Original comment by Carlos Agüero (Bitbucket: caguero, GitHub: caguero).


Hi Michele,

could you try to set ROS_IP environment variables with the proper IPs in all the machines involved?

osrf-migration commented 11 years ago

Original comment by michele hallak (Bitbucket: mhallak).


Hi Carlos. Isn't is the case: Local OCU:

#!script

ROS_MASTER_URI=http://10.0.0.51:11311
ROS_HOSTNAME=localhost
ROS_DISTRO=fuerte
ROS_IP=11.8.0.2
ROS_ETC_DIR=/opt/ros/fuerte/etc/ros

Field computer:

#!script

ROS_MASTER_URI=http://10.0.0.51:11311
ROS_DISTRO=fuerte
ROS_IP=10.0.0.52
ROS_ETC_DIR=/opt/ros/fuerte/etc/ros

What should I change?

osrf-migration commented 11 years ago

Original comment by michele hallak (Bitbucket: mhallak).

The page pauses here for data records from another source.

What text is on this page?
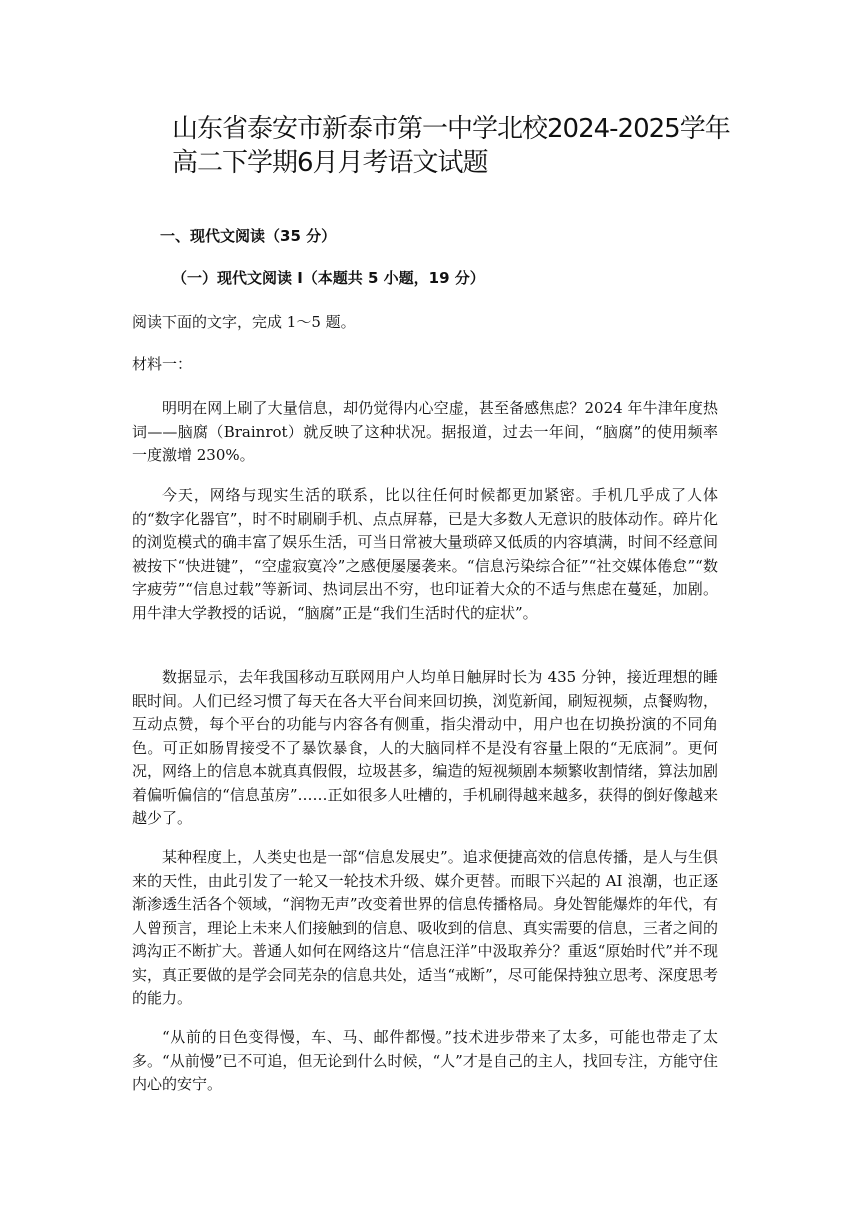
山东省泰安市新泰市第一中学北校2024-2025学年
高二下学期6月月考语文试题
一、现代文阅读（35 分）
（一）现代文阅读 I（本题共 5 小题，19 分）
阅读下面的文字，完成 1～5 题。
材料一：

明明在网上刷了大量信息，却仍觉得内心空虚，甚至备感焦虑？2024 年牛津年度热词——脑腐（Brainrot）就反映了这种状况。据报道，过去一年间，“脑腐”的使用频率一度激增 230%。

今天，网络与现实生活的联系，比以往任何时候都更加紧密。手机几乎成了人体的“数字化器官”，时不时刷刷手机、点点屏幕，已是大多数人无意识的肢体动作。碎片化的浏览模式的确丰富了娱乐生活，可当日常被大量琐碎又低质的内容填满，时间不经意间被按下“快进键”，“空虚寂寞冷”之感便屡屡袭来。“信息污染综合征”“社交媒体倦怠”“数字疲劳”“信息过载”等新词、热词层出不穷，也印证着大众的不适与焦虑在蔓延，加剧。用牛津大学教授的话说，“脑腐”正是“我们生活时代的症状”。

数据显示，去年我国移动互联网用户人均单日触屏时长为 435 分钟，接近理想的睡眠时间。人们已经习惯了每天在各大平台间来回切换，浏览新闻，刷短视频，点餐购物，互动点赞，每个平台的功能与内容各有侧重，指尖滑动中，用户也在切换扮演的不同角色。可正如肠胃接受不了暴饮暴食，人的大脑同样不是没有容量上限的“无底洞”。更何况，网络上的信息本就真真假假，垃圾甚多，编造的短视频剧本频繁收割情绪，算法加剧着偏听偏信的“信息茧房”……正如很多人吐槽的，手机刷得越来越多，获得的倒好像越来越少了。

某种程度上，人类史也是一部“信息发展史”。追求便捷高效的信息传播，是人与生俱来的天性，由此引发了一轮又一轮技术升级、媒介更替。而眼下兴起的 AI 浪潮，也正逐渐渗透生活各个领域，“润物无声”改变着世界的信息传播格局。身处智能爆炸的年代，有人曾预言，理论上未来人们接触到的信息、吸收到的信息、真实需要的信息，三者之间的鸿沟正不断扩大。普通人如何在网络这片“信息汪洋”中汲取养分？重返“原始时代”并不现实，真正要做的是学会同芜杂的信息共处，适当“戒断”，尽可能保持独立思考、深度思考的能力。

“从前的日色变得慢，车、马、邮件都慢。”技术进步带来了太多，可能也带走了太多。“从前慢”已不可追，但无论到什么时候，“人”才是自己的主人，找回专注，方能守住内心的安宁。
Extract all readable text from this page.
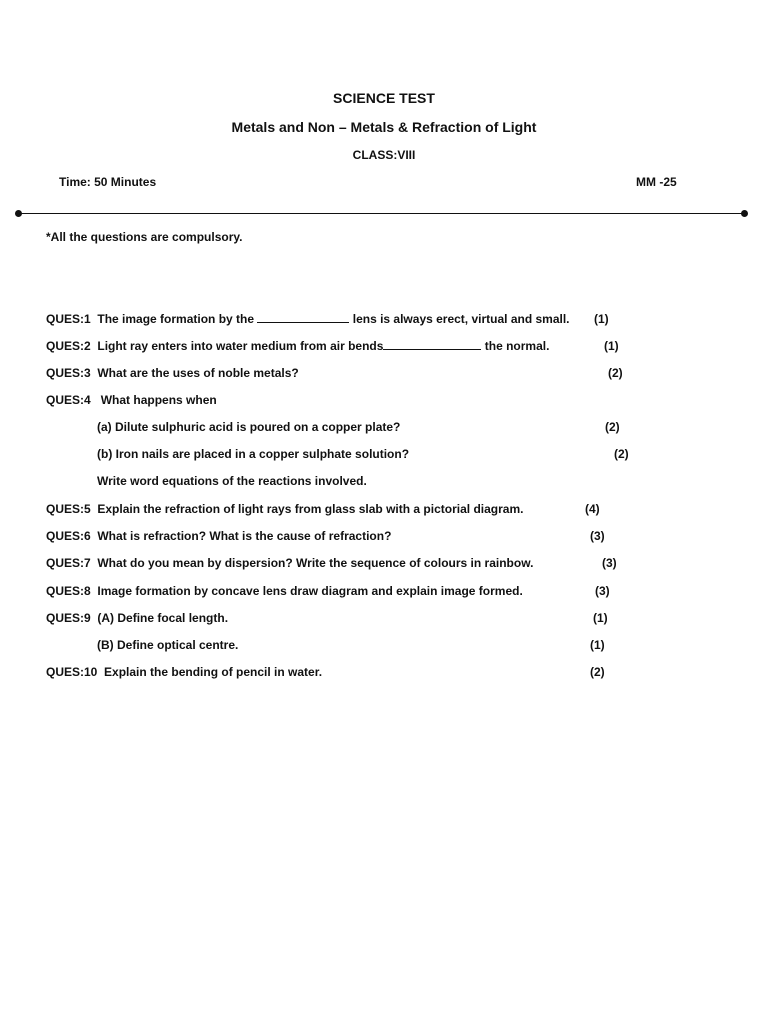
SCIENCE TEST
Metals and Non – Metals & Refraction of Light
CLASS:VIII
Time: 50 Minutes	MM -25
*All the questions are compulsory.
QUES:1 The image formation by the	lens is always erect, virtual and small. (1)
QUES:2 Light ray enters into water medium from air bends	the normal.	(1)
QUES:3 What are the uses of noble metals?	(2)
QUES:4 What happens when
(a) Dilute sulphuric acid is poured on a copper plate?	(2)
(b) Iron nails are placed in a copper sulphate solution?	(2)
Write word equations of the reactions involved.
QUES:5 Explain the refraction of light rays from glass slab with a pictorial diagram.	(4)
QUES:6 What is refraction? What is the cause of refraction?	(3)
QUES:7 What do you mean by dispersion? Write the sequence of colours in rainbow.	(3)
QUES:8 Image formation by concave lens draw diagram and explain image formed.	(3)
QUES:9 (A) Define focal length.	(1)
(B) Define optical centre.	(1)
QUES:10 Explain the bending of pencil in water.	(2)
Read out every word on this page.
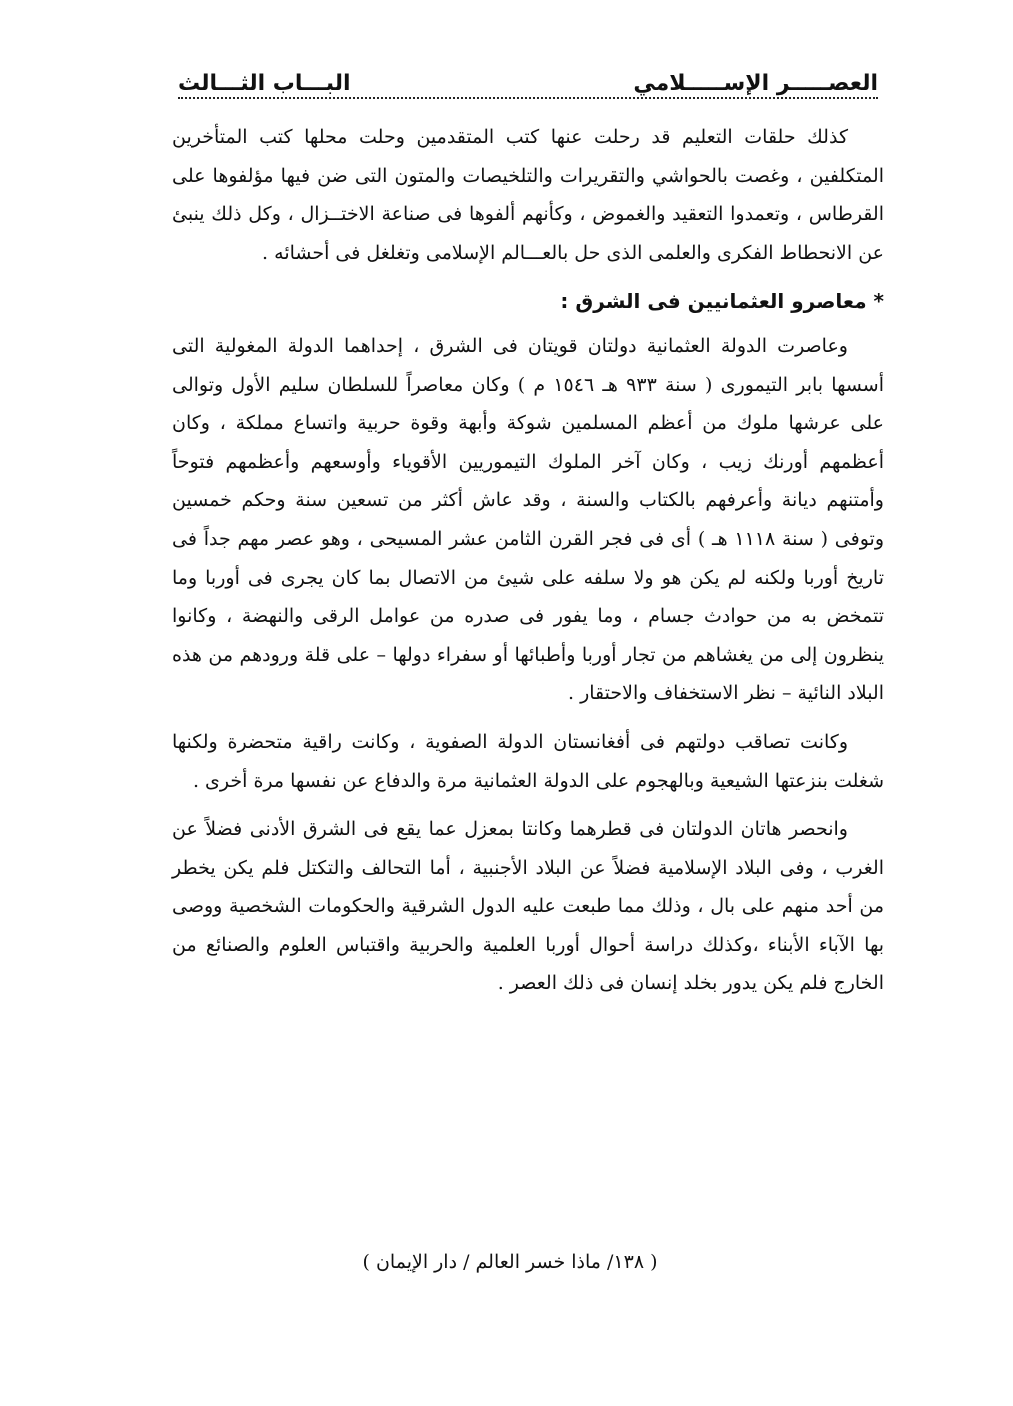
العصـــــر الإســـــلامي
البـــاب الثـــالث

كذلك حلقات التعليم قد رحلت عنها كتب المتقدمين وحلت محلها كتب المتأخرين المتكلفين ، وغصت بالحواشي والتقريرات والتلخيصات والمتون التى ضن فيها مؤلفوها على القرطاس ، وتعمدوا التعقيد والغموض ، وكأنهم ألفوها فى صناعة الاختــزال ، وكل ذلك ينبئ عن الانحطاط الفكرى والعلمى الذى حل بالعـــالم الإسلامى وتغلغل فى أحشائه .

* معاصرو العثمانيين فى الشرق :

وعاصرت الدولة العثمانية دولتان قويتان فى الشرق ، إحداهما الدولة المغولية التى أسسها بابر التيمورى ( سنة ٩٣٣ هـ ١٥٤٦ م ) وكان معاصراً للسلطان سليم الأول وتوالى على عرشها ملوك من أعظم المسلمين شوكة وأبهة وقوة حربية واتساع مملكة ، وكان أعظمهم أورنك زيب ، وكان آخر الملوك التيموريين الأقوياء وأوسعهم وأعظمهم فتوحاً وأمتنهم ديانة وأعرفهم بالكتاب والسنة ، وقد عاش أكثر من تسعين سنة وحكم خمسين وتوفى ( سنة ١١١٨ هـ ) أى فى فجر القرن الثامن عشر المسيحى ، وهو عصر مهم جداً فى تاريخ أوربا ولكنه لم يكن هو ولا سلفه على شيئ من الاتصال بما كان يجرى فى أوربا وما تتمخض به من حوادث جسام ، وما يفور فى صدره من عوامل الرقى والنهضة ، وكانوا ينظرون إلى من يغشاهم من تجار أوربا وأطبائها أو سفراء دولها – على قلة ورودهم من هذه البلاد النائية – نظر الاستخفاف والاحتقار .

وكانت تصاقب دولتهم فى أفغانستان الدولة الصفوية ، وكانت راقية متحضرة ولكنها شغلت بنزعتها الشيعية وبالهجوم على الدولة العثمانية مرة والدفاع عن نفسها مرة أخرى .

وانحصر هاتان الدولتان فى قطرهما وكانتا بمعزل عما يقع فى الشرق الأدنى فضلاً عن الغرب ، وفى البلاد الإسلامية فضلاً عن البلاد الأجنبية ، أما التحالف والتكتل فلم يكن يخطر من أحد منهم على بال ، وذلك مما طبعت عليه الدول الشرقية والحكومات الشخصية ووصى بها الآباء الأبناء ،وكذلك دراسة أحوال أوربا العلمية والحربية واقتباس العلوم والصنائع من الخارج فلم يكن يدور بخلد إنسان فى ذلك العصر .

( ١٣٨/ ماذا خسر العالم / دار الإيمان )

While answering you, I realized that: ROS_HOSTNAME=localhost on the local OCU. So I changed with export ROS_HOSTNAME=11.8.0.2 and that now works fine! So my advise, add

#!script
export ROS_HOSTNAME=11.8.0.2

to the ros.sh

osrf-migration commented 11 years ago

Original comment by Carlos Agüero (Bitbucket: caguero, GitHub: caguero).


Great!

ROS_IP and ROS_HOSTNAME [1] are mutually exclusive. I'd suggest to remove the export ROS_HOSTNAME from your configuration scripts or unset ROS_HOSTNAME, using:

#!python
unset ROS_HOSTNAME

[1] http://www.ros.org/wiki/ROS/EnvironmentVariables#ROS_IP.2BAC8-ROS_HOSTNAME

osrf-migration commented 11 years ago

Original comment by Carlos Agüero (Bitbucket: caguero, GitHub: caguero).


Solved